Em uma reviravolta na guerra civil que há oito meses atinge o Tigré, na Etiópia, os combatentes da região anunciaram nesta segunda-feira (28) a retomada do controle da capital, Mekele, enquanto o governo central retirou suas tropas e declarou um cessar-fogo unilateral de início imediato.
O movimento é uma mudança dramática em um conflito que começou em novembro, quando o primeiro-ministro etíope, Abiy Ahmed Ali, iniciou uma ofensiva militar contra a Frente de Libertação dos Povos do Tigré (FLPT), partido nacionalista que governa a região. Ele justificou a medida acusando as tropas adversárias de atacar uma base militar do governo para roubar armas e outros equipamentos.
Por trás do argumento estão, na verdade, disputas étnicas históricas no país, uma vez que o atual premiê —o primeiro da etnia omora a assumir o poder— vem sendo acusado de perseguir os tigrínios, que governaram a Etiópia por três décadas. Abiy assumiu o posto em 2018 com o discurso de privilegiar o sentimento nacional em detrimento das divisões, algo posto em xeque com o conflito no Tigré.

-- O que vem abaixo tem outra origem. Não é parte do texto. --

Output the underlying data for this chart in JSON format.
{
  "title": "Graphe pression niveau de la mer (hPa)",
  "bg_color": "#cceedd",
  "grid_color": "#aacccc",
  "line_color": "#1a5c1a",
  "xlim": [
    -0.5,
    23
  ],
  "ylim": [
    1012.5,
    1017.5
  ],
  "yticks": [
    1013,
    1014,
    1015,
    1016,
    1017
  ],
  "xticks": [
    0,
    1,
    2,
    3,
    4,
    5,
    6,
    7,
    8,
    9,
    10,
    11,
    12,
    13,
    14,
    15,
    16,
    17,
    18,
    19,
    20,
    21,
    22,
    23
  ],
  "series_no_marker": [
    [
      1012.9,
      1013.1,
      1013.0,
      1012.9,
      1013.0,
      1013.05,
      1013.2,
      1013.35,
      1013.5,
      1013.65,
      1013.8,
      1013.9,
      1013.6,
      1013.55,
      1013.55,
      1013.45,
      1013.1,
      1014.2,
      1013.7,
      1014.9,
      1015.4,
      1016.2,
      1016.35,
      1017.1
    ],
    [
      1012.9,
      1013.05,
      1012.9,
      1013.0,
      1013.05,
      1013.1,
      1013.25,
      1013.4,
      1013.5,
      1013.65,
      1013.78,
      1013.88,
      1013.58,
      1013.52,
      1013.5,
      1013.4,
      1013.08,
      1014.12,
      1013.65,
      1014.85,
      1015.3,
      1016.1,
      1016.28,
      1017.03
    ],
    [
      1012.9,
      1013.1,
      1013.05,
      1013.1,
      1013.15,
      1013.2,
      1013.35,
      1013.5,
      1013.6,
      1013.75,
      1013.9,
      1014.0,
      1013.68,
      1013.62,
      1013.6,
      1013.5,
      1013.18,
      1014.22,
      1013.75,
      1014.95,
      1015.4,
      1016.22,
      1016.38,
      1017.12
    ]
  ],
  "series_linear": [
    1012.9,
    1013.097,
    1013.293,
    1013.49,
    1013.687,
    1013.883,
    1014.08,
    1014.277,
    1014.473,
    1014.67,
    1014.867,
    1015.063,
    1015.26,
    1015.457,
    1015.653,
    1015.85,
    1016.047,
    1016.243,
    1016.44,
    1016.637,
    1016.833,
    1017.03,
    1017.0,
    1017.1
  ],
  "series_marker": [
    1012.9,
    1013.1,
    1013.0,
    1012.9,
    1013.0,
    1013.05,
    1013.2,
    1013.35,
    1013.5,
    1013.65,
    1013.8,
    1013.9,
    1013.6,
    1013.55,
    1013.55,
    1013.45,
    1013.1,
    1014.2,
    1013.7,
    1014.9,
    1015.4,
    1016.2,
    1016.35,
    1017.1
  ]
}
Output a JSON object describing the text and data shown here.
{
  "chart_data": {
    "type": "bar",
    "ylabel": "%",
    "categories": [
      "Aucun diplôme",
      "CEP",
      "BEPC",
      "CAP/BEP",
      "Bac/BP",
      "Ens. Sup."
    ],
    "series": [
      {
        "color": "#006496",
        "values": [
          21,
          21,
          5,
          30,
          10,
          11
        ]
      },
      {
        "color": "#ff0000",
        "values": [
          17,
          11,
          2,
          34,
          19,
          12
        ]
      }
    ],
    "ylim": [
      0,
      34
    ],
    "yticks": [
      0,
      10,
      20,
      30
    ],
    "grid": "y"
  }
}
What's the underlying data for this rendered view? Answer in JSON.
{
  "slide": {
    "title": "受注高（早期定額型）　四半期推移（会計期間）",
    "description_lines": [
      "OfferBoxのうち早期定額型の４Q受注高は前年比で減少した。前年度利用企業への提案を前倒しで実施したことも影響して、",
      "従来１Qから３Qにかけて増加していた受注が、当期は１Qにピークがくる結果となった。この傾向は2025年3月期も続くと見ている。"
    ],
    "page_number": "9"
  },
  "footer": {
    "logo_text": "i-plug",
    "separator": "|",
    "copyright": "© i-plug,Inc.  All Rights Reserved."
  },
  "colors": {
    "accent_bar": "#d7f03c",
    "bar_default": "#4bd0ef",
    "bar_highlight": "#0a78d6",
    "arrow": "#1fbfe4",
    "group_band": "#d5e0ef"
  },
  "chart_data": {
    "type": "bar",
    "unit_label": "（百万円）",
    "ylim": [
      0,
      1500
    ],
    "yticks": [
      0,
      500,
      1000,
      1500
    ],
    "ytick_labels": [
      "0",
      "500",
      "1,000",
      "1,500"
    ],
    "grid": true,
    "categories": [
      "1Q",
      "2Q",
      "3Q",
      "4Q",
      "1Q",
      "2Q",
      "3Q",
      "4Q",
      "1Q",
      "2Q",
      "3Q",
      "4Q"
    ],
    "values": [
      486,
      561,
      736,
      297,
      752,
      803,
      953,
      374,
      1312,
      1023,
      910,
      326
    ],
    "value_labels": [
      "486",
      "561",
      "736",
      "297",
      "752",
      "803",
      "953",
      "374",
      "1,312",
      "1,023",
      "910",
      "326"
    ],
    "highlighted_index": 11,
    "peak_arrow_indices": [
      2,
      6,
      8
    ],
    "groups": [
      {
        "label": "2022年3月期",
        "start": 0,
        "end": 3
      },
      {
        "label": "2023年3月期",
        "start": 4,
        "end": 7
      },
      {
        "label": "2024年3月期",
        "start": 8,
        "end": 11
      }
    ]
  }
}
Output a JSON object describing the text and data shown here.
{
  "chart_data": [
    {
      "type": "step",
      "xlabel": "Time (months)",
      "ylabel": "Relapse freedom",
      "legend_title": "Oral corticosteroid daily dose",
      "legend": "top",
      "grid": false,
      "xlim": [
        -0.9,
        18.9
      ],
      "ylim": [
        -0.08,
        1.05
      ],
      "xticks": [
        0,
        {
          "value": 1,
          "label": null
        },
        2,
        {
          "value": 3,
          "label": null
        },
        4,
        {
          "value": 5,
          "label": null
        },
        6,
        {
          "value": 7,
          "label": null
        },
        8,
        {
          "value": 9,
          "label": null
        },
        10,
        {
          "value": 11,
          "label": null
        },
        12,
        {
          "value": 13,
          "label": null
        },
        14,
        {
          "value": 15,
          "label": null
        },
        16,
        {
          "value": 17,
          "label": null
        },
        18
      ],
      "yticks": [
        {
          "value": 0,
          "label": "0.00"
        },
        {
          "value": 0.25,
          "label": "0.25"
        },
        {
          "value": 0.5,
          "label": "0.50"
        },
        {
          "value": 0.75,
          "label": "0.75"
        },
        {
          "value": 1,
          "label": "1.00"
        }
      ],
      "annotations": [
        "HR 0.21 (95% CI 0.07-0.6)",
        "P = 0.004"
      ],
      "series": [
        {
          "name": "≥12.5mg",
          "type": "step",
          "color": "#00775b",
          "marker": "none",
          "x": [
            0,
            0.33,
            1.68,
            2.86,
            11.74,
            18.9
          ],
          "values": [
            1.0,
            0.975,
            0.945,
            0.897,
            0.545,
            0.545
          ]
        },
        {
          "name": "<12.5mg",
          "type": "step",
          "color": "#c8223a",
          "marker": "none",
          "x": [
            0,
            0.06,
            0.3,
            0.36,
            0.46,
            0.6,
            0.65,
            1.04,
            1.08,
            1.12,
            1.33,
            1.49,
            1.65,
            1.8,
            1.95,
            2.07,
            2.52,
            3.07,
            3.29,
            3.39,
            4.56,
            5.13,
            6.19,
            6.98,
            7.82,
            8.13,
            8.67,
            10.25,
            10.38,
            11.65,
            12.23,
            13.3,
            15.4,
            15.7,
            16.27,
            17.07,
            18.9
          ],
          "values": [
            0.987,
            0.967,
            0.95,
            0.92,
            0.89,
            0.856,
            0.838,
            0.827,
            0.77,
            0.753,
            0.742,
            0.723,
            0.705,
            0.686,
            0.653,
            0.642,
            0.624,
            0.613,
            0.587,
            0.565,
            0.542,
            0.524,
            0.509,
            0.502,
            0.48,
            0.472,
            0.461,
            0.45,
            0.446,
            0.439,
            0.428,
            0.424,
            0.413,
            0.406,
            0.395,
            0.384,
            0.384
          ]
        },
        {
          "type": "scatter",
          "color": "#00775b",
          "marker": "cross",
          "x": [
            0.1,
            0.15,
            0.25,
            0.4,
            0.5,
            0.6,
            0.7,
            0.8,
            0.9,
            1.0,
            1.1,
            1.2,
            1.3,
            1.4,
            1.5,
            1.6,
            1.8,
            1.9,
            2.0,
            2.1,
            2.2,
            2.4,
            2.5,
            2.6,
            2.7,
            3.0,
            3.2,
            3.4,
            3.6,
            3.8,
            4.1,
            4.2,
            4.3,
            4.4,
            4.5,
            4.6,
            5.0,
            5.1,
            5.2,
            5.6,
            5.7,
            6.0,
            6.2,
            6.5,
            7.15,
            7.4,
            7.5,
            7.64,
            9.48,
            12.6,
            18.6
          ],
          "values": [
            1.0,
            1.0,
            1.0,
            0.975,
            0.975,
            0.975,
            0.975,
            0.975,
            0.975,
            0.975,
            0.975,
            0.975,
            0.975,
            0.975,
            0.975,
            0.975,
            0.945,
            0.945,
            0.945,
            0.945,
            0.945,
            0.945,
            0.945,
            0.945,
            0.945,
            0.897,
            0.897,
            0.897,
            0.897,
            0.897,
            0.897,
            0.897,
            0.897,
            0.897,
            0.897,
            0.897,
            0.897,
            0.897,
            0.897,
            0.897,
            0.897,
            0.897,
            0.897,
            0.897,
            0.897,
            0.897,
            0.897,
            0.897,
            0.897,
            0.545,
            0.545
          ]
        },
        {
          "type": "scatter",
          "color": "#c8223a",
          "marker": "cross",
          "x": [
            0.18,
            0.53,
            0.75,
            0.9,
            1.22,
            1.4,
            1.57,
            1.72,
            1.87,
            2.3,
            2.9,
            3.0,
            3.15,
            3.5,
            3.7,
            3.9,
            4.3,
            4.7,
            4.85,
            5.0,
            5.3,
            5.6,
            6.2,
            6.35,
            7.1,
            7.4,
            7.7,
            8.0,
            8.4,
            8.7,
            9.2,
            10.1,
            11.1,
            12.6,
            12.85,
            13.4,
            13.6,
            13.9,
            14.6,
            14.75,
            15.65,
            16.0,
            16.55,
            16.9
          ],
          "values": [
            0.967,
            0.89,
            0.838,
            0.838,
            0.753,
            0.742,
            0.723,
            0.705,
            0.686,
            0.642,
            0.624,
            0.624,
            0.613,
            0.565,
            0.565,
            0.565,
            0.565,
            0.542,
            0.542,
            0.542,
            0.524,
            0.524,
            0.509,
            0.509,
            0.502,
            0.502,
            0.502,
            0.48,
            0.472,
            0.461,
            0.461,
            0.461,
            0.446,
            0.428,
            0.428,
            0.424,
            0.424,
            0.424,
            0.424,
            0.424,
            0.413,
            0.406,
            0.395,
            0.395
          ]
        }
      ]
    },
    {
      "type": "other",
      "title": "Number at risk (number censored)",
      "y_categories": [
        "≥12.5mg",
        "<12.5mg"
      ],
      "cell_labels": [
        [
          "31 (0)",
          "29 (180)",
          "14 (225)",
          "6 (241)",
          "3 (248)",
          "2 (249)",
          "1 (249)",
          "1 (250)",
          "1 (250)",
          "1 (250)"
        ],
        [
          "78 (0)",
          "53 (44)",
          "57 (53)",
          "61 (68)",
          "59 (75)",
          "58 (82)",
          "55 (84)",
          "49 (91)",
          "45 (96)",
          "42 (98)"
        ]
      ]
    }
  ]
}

Desde então, a província é palco de uma série de enfrentamentos armados que, de acordo com estimativas da ONU (Organização das Nações Unidas), já levaram 350 mil pessoas à beira da fome e milhões a abandonarem suas casas rumo a outros países, em especial o Sudão.
“Essa declaração de cessar-fogo unilateral começa hoje, 28 de junho de 2021, e irá permanecer [em vigor] até o fim da temporada de cultivo [setembro]”, disse em comunicado divulgado nesta segunda o governo, segundo o qual a decisão foi a pedido da gestão interina no poder até a retomada da capital pela FLPT.
A agência de notícias Reuters não conseguiu determinar se a suspensão das hostilidades foi debatida com os tigrínios. Em publicação na página do Facebook da Tigré Media House, afiliada à Frente de Libertação, Liya Kassa, uma das porta-vozes do partido, disse que eles vão lutar "até a saída dos inimigos".
Descrevendo cenas de celebração nas ruas, moradores da capital disseram ter visto tropas rebeldes na cidade pela primeira vez desde a expulsão pelo governo central. Eles também relataram que as forças oficiais empacotaram seus pertences e deixaram suas bases na manhã desta segunda.
Horas depois, a autoridade máxima do Unicef (Fundo das Nações Unidas para a Infância), Henrietta Fore, acusou o Exército nacional de entrar no escritório da organização na capital Mekele e desmontar um equipamento de satélite. Fore disse que a ação viola as regras do direito internacional e pediu que os dois lados do conflito respeitem o trabalho das agências humanitárias. "A prioridade do Unicef no Tigré e na Etiópia é ajudar as crianças vulneráveis, incluindo as 140 mil que estão em condições semelhantes à fome", disse em comunicado. "Nós não somos e nunca deveríamos ter sido um alvo."
O secretário-geral da ONU, o português António Guterres, afirmou ter conversado com o premiê Abiy e estar esperançoso com um fim definitivo dos confrontos na região. "É essencial que civis sejam protegidos, que a ajuda humanitária chegue às pessoas e que uma solução política seja encontrada."
A reconquista de Mekele vem após uma escalada de tensões no conflito. Na última semana, um ataque aéreo de forças do governo a um mercado deixou ao menos 64 civis mortos e 180 feridos em Togoga. Os números foram divulgados pela população e por líderes locais, que também acusam o Exército etíope de impedir o acesso de socorristas à região para transferir feridos a um hospital da capital.
Na última sexta (25), três colaboradores da ONG Médicos Sem Fronteiras foram assassinados no Tigré enquanto prestavam ajuda humanitária —somente entre novembro e abril, quando se intensificaram os conflitos, a organização realizou 86 mil atendimentos na área.
O anúncio desta segunda se dá em meio às eleições nacionais realizadas na maior parte do país em 21 de junho. Na primeira semana de setembro, participarão os moradores de 20% dos distritos eleitorais que ainda não puderam realizar a votação devido a fatores como violência ou problemas logísticos.
O pleito é o primeiro grande teste do primeiro-ministro Abiy, que se manterá no posto caso a sua legenda, o Partido da Prosperidade, conquiste a maioria das 547 cadeiras da Assembleia Nacional.